Em 1985, esquecido e já debilitado pelo excesso de álcool, Raul Seixas foi fazer uma turnê pelos garimpos do Pará. Num show, alguém o viu se aplicando uma injeção de insulina, achou que era droga, chamou a polícia e deu-se um rebu. Em 1989, dois dias antes de morrer, o Maluco Beleza lançou seu último disco, “A panela do diabo”, onde cantava: “E lá em Serra Pelada, ouro no meio do nada/ dor de barriga desgraçada resolveu me atacar/ o show estava começando e eu no escuro me apertando/ e autografando sem parar”. “Banquete de lixo” era a lembrança de shows em Marupá e Itaituba, às margens do Tapajós, num cenário de bangue-bangue, bebida a rodo e voos perigosos em teco-tecos.

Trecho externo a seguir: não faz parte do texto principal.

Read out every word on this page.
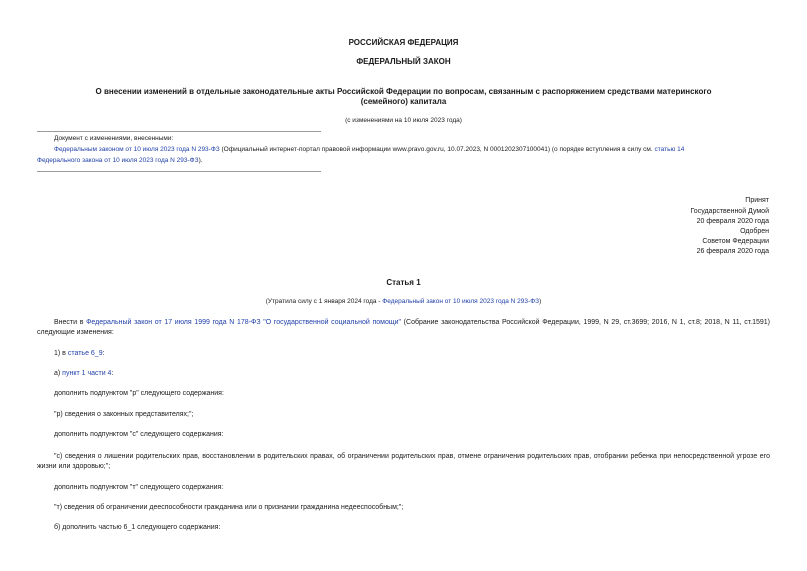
РОССИЙСКАЯ ФЕДЕРАЦИЯ
ФЕДЕРАЛЬНЫЙ ЗАКОН
О внесении изменений в отдельные законодательные акты Российской Федерации по вопросам, связанным с распоряжением средствами материнского
(семейного) капитала
(с изменениями на 10 июля 2023 года)
Документ с изменениями, внесенными:
Федеральным законом от 10 июля 2023 года N 293-ФЗ (Официальный интернет-портал правовой информации www.pravo.gov.ru, 10.07.2023, N 0001202307100041) (о порядке вступления в силу см. статью 14
Федерального закона от 10 июля 2023 года N 293-ФЗ).
Принят
Государственной Думой
20 февраля 2020 года
Одобрен
Советом Федерации
26 февраля 2020 года
Статья 1
(Утратила силу с 1 января 2024 года - Федеральный закон от 10 июля 2023 года N 293-ФЗ)
Внести в Федеральный закон от 17 июля 1999 года N 178-ФЗ "О государственной социальной помощи" (Собрание законодательства Российской Федерации, 1999, N 29, ст.3699; 2016, N 1, ст.8; 2018, N 11, ст.1591) следующие изменения:
1) в статье 6_9:
а) пункт 1 части 4:
дополнить подпунктом "р" следующего содержания:
"р) сведения о законных представителях;";
дополнить подпунктом "с" следующего содержания:
"с) сведения о лишении родительских прав, восстановлении в родительских правах, об ограничении родительских прав, отмене ограничения родительских прав, отобрании ребенка при непосредственной угрозе его жизни или здоровью;";
дополнить подпунктом "т" следующего содержания:
"т) сведения об ограничении дееспособности гражданина или о признании гражданина недееспособным;";
б) дополнить частью 6_1 следующего содержания:
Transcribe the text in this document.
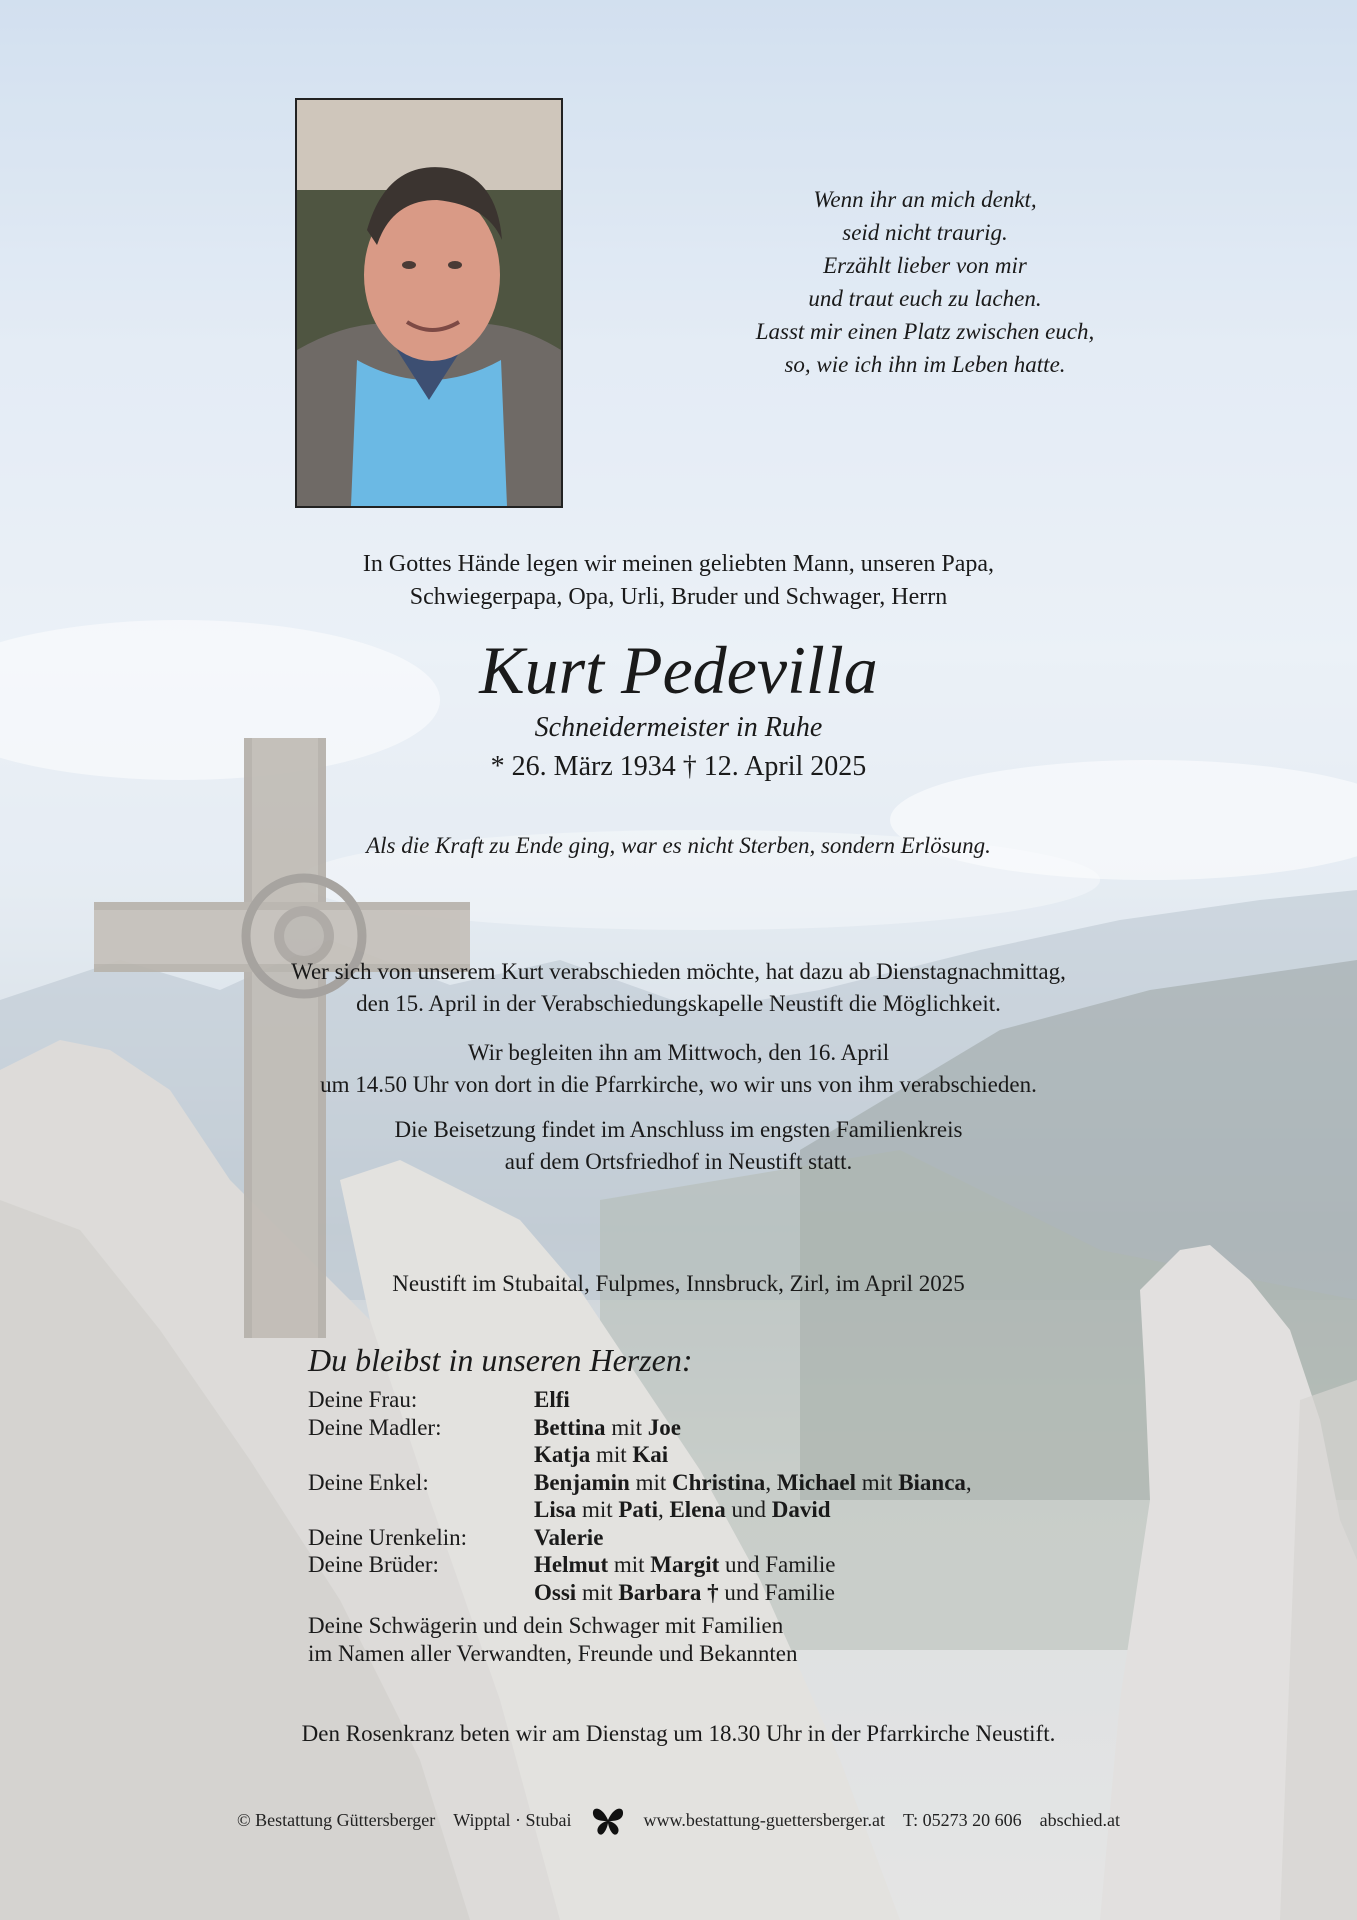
Wenn ihr an mich denkt,
seid nicht traurig.
Erzählt lieber von mir
und traut euch zu lachen.
Lasst mir einen Platz zwischen euch,
so, wie ich ihn im Leben hatte.
In Gottes Hände legen wir meinen geliebten Mann, unseren Papa,
Schwiegerpapa, Opa, Urli, Bruder und Schwager, Herrn
Kurt Pedevilla
Schneidermeister in Ruhe
* 26. März 1934 † 12. April 2025
Als die Kraft zu Ende ging, war es nicht Sterben, sondern Erlösung.
Wer sich von unserem Kurt verabschieden möchte, hat dazu ab Dienstagnachmittag,
den 15. April in der Verabschiedungskapelle Neustift die Möglichkeit.
Wir begleiten ihn am Mittwoch, den 16. April
um 14.50 Uhr von dort in die Pfarrkirche, wo wir uns von ihm verabschieden.
Die Beisetzung findet im Anschluss im engsten Familienkreis
auf dem Ortsfriedhof in Neustift statt.
Neustift im Stubaital, Fulpmes, Innsbruck, Zirl, im April 2025
Du bleibst in unseren Herzen:
Deine Frau:	Elfi
Deine Madler:	Bettina mit Joe
Katja mit Kai
Deine Enkel:	Benjamin mit Christina, Michael mit Bianca,
Lisa mit Pati, Elena und David
Deine Urenkelin:	Valerie
Deine Brüder:	Helmut mit Margit und Familie
Ossi mit Barbara † und Familie
Deine Schwägerin und dein Schwager mit Familien
im Namen aller Verwandten, Freunde und Bekannten
Den Rosenkranz beten wir am Dienstag um 18.30 Uhr in der Pfarrkirche Neustift.
© Bestattung Güttersberger Wipptal · Stubai	www.bestattung-guettersberger.at T: 05273 20 606 abschied.at
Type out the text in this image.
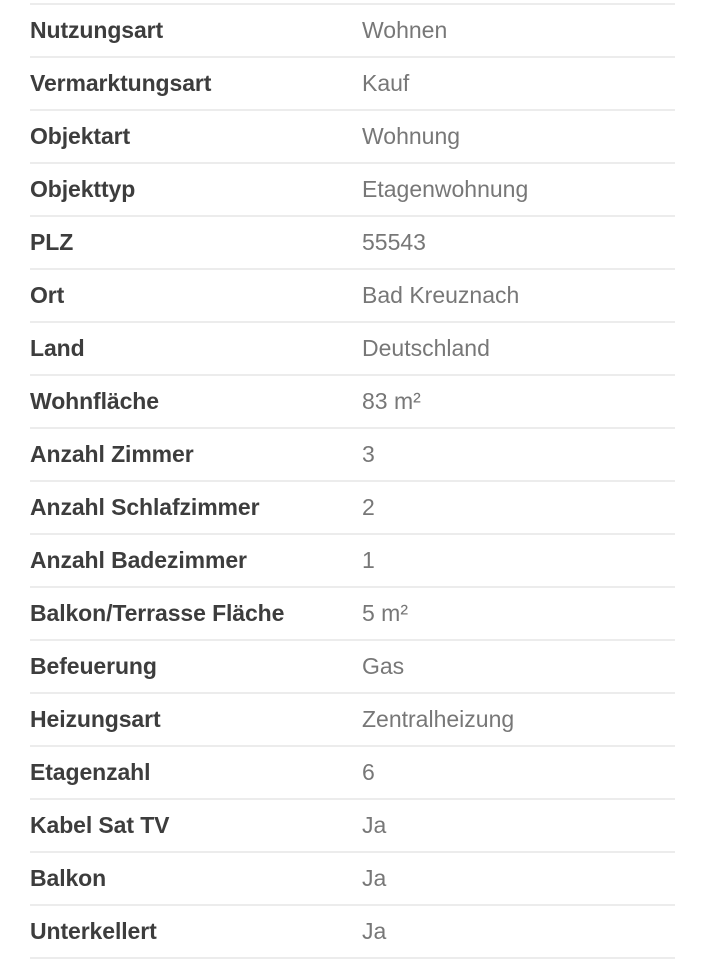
Nutzungsart	Wohnen
Vermarktungsart	Kauf
Objektart	Wohnung
Objekttyp	Etagenwohnung
PLZ	55543
Ort	Bad Kreuznach
Land	Deutschland
Wohnfläche	83 m²
Anzahl Zimmer	3
Anzahl Schlafzimmer	2
Anzahl Badezimmer	1
Balkon/Terrasse Fläche	5 m²
Befeuerung	Gas
Heizungsart	Zentralheizung
Etagenzahl	6
Kabel Sat TV	Ja
Balkon	Ja
Unterkellert	Ja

Até hoje, o que se sabia dessa saga estava na revista “Status”, num relato do jornalista Pepe Escobar, que estava em Itaituba. Mas agora, para celebrar os 30 anos da morte do pai do rock brasileiro (em 21 de agosto), o jornalista Carlos Minuano revela tudo desta turbulenta história na biografia “Raul Seixas por trás das canções” (Best Seller).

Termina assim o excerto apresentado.